5. If corrections are made to personal data previously disclosed to external parties, the Company, whenever possible, shall notify those parties of the updates to ensure that the data remains accurate, complete, and aligned with the purposes of lawful processing.

The Company reserves the right to amend or update this Privacy Policy at any time, in accordance with applicable legal and regulatory requirements. Users will be notified of any material changes through official communication channels, such as email or in-app notifications.

Continued use of the Company's services after such changes have been published shall be deemed as implicit acceptance of the updated policy.

To improve our customers' experience, The Company uses HTTP cookies to enhance the user experience on its websites. Cookies are standard small text files stored on your device when you visit our website, and they help us collect information such as visited pages, browsing duration, browser type, and referral sources.

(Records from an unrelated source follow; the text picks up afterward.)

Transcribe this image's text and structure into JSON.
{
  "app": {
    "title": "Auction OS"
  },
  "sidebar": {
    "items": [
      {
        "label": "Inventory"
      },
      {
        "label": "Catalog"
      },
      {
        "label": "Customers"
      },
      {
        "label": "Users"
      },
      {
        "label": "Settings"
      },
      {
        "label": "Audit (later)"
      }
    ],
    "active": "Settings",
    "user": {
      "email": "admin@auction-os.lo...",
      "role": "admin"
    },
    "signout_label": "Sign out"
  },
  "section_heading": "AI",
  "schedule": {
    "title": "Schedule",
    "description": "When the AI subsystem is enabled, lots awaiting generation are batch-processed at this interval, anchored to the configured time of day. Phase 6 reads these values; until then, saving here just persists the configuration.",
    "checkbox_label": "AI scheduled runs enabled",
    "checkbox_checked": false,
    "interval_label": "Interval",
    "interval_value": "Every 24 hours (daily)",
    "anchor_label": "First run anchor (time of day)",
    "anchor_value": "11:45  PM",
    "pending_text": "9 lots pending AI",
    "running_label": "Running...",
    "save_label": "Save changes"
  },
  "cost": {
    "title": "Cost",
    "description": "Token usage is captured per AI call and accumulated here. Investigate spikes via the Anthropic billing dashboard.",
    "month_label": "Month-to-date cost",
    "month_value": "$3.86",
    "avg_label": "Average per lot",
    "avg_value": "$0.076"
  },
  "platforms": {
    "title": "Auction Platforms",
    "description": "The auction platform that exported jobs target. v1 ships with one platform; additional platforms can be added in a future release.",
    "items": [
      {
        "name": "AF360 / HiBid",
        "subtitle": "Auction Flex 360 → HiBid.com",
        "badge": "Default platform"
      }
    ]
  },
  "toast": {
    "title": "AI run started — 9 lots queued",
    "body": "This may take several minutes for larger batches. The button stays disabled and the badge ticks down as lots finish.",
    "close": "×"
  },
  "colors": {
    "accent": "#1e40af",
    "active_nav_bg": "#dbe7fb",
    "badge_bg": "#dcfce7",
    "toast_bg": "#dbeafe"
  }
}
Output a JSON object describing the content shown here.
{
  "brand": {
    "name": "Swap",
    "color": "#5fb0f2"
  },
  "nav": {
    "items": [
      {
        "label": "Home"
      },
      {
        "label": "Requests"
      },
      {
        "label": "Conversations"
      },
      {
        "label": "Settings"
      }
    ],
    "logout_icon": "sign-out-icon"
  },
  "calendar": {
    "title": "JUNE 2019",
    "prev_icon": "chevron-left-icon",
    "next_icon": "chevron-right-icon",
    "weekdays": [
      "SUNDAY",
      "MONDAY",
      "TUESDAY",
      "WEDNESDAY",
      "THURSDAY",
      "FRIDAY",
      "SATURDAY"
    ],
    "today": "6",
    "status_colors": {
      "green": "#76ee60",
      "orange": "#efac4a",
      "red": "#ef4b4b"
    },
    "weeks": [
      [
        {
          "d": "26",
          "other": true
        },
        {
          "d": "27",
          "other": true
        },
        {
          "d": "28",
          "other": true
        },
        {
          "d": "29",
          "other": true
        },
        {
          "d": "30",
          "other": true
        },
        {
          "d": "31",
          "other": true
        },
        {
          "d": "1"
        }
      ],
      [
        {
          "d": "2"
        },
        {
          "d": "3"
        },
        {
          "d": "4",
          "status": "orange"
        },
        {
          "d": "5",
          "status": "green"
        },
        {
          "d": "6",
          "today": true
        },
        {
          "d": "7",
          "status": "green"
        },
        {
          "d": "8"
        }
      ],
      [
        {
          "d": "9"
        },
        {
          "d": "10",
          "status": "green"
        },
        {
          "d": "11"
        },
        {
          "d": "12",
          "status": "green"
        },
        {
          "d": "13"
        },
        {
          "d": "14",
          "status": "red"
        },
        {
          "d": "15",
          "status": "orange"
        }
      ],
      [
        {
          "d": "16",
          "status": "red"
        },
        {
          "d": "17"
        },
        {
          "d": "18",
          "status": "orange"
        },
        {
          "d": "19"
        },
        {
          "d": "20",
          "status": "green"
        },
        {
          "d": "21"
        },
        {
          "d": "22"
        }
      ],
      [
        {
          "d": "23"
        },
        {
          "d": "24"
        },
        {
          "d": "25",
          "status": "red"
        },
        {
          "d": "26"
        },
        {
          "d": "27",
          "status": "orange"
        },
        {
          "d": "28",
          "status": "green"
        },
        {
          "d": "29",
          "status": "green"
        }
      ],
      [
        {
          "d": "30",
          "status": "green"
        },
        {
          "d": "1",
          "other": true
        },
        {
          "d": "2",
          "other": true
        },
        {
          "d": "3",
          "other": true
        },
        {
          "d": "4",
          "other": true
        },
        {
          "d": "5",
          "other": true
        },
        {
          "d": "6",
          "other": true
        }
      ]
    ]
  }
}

This information may include personal data and is used strictly for legitimate purposes, such as improving services, analyzing performance, and personalizing content.

You may manage your cookie preferences through your browser settings. Continued use of our website constitutes implied consent to the use of cookies unless you choose to disable them.

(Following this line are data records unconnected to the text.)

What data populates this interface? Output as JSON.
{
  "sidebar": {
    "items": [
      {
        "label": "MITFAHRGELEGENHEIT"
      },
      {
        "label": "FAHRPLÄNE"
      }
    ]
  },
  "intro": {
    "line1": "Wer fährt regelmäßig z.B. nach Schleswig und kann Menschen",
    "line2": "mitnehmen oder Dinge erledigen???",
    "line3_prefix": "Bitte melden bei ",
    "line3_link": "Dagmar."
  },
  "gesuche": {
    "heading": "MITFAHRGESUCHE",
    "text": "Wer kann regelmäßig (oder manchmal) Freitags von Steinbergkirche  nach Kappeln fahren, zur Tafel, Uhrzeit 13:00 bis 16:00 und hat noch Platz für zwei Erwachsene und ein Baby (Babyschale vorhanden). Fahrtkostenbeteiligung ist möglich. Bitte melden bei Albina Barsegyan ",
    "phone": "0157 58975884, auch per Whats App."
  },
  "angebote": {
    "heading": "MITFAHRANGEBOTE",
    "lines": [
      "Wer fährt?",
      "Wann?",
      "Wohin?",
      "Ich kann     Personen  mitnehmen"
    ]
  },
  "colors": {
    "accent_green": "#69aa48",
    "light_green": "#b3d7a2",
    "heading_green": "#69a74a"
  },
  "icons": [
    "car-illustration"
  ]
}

If you have any inquiries or wish to exercise your rights regarding your personal data, you may contact us through any of the following official channels:

1. Email: support@thelendinghub.sa 
2. Customer Service Number: 8001111970 
3. Website: https://thelendinghub.sa 
4. Mobile Application: The Lending Hub 
5. Official Social Media Accounts: As published on our website 
6. Live Chat: Available on our website and mobile application 

The Company is committed to responding to all inquiries and requests as promptly as possible and within the timeframes defined by applicable regulations.

This Privacy Policy does not intend to create any contractual or legal rights of any kind, nor does it impose any financial obligations on the Company with respect to any third party or on behalf of any party.

When you access third-party websites, this Privacy Policy does not apply to those websites. The Company is not responsible for the content of any third-party websites and does not represent or endorse any such parties you may interact with.